Ashe Schow concurred: “She appeared competent, but she didn’t ‘wow’ anyone. The fact of the matter is that Ms. Clinton simply has to show up and not fail, and she will be declared a winner.” The Boston Herald, a right-leaning tabloid, blared that “HILLARY SKATES THROUGH MARATHON BENGHAZI HEARING,” with a picture of a bored-looking Clinton resting her chin on her hand.

Erick Erickson argues that Benghazi remains worthy of investigation, but dismissed Thursday’s hearing as a manner of achieving that.
The hearings are a waste of time because everything about it is politicized and nothing is going to happen. There will be no scalp collection. In fact, it is clear from today’s hearing that Rep. Trey Gowdy and Rep. Peter Roskam seem to be the only two people on the committee of either party who are capable of asking exacting, precise questions. Most of the rest of the committee just wants to grandstand for the folks back home as either prosecutors of or defenders of Hillary Clinton.
Moreover, he added, “Mrs. Clinton too is far too bright to be trapped in this or any questions.”

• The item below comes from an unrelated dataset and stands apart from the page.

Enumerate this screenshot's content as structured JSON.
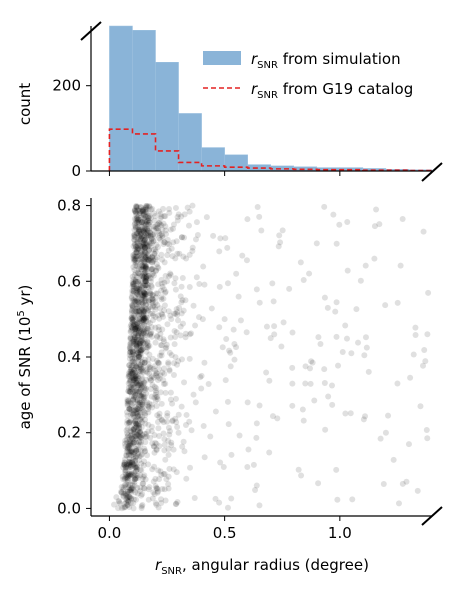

The Weekly Standard’s Stephen Hayes had a similar view—grudging respect for Clinton’s appearance as theater, resentment at the substance of what she said, and frustration with the way Republicans carried themselves during the hearing:
The coverage of the hearings—from the earliest tweets to the final page-one wraps—focused almost entirely on the style of Clinton’s performance rather than the substance of her testimony. And it must be said: She was impressive. Clinton was unflappable even as some Republicans on the panel took gratuitous shots at her, spun personal theories about her motives, and even questioned whether she cared about the fate of the survivors of those attacks. But she was “impressive” only if the words that passed her lips were immaterial to evaluating her overall presentation.
Some conservative reporters zeroed in on a discussion over the cause of the events—were they a planned terrorist attack, or a spontaneous demonstration by people upset about a video about Islam? “It took two and a half hours, but Republicans members of the House Select Committee on Benghazi just dropped a bombshell on former secretary of state Hillary Clinton,” wrote National Review’s Brendan Bordelon. Sharyl Attkisson made a similar case. (Clinton said that the U.S understanding of what had happened was fluid, and that she continues to believe the video played a role in the attack.)

In general, however, the scorecard in conservative media looks a lot like what everyone else is saying. It’s also generally in agreement with the way other Republican members of Congress judged the proceedings, Robert Costa notes, while Gowdy himself said, “I don't know that she testified that much differently today than she has the previous time she testified."

But maybe that was predetermined all along. Ed Driscoll at Instapundit dolefully noted how an article by Rick Wilson Thursday morning had predicted the reaction to a T. “Now if only the GOP could match up their presidential candidates with strategists who can hack the MSM’S OODA loop with that degree of forensic surgery, they might no longer be the Stupid Party,” Driscoll wrote.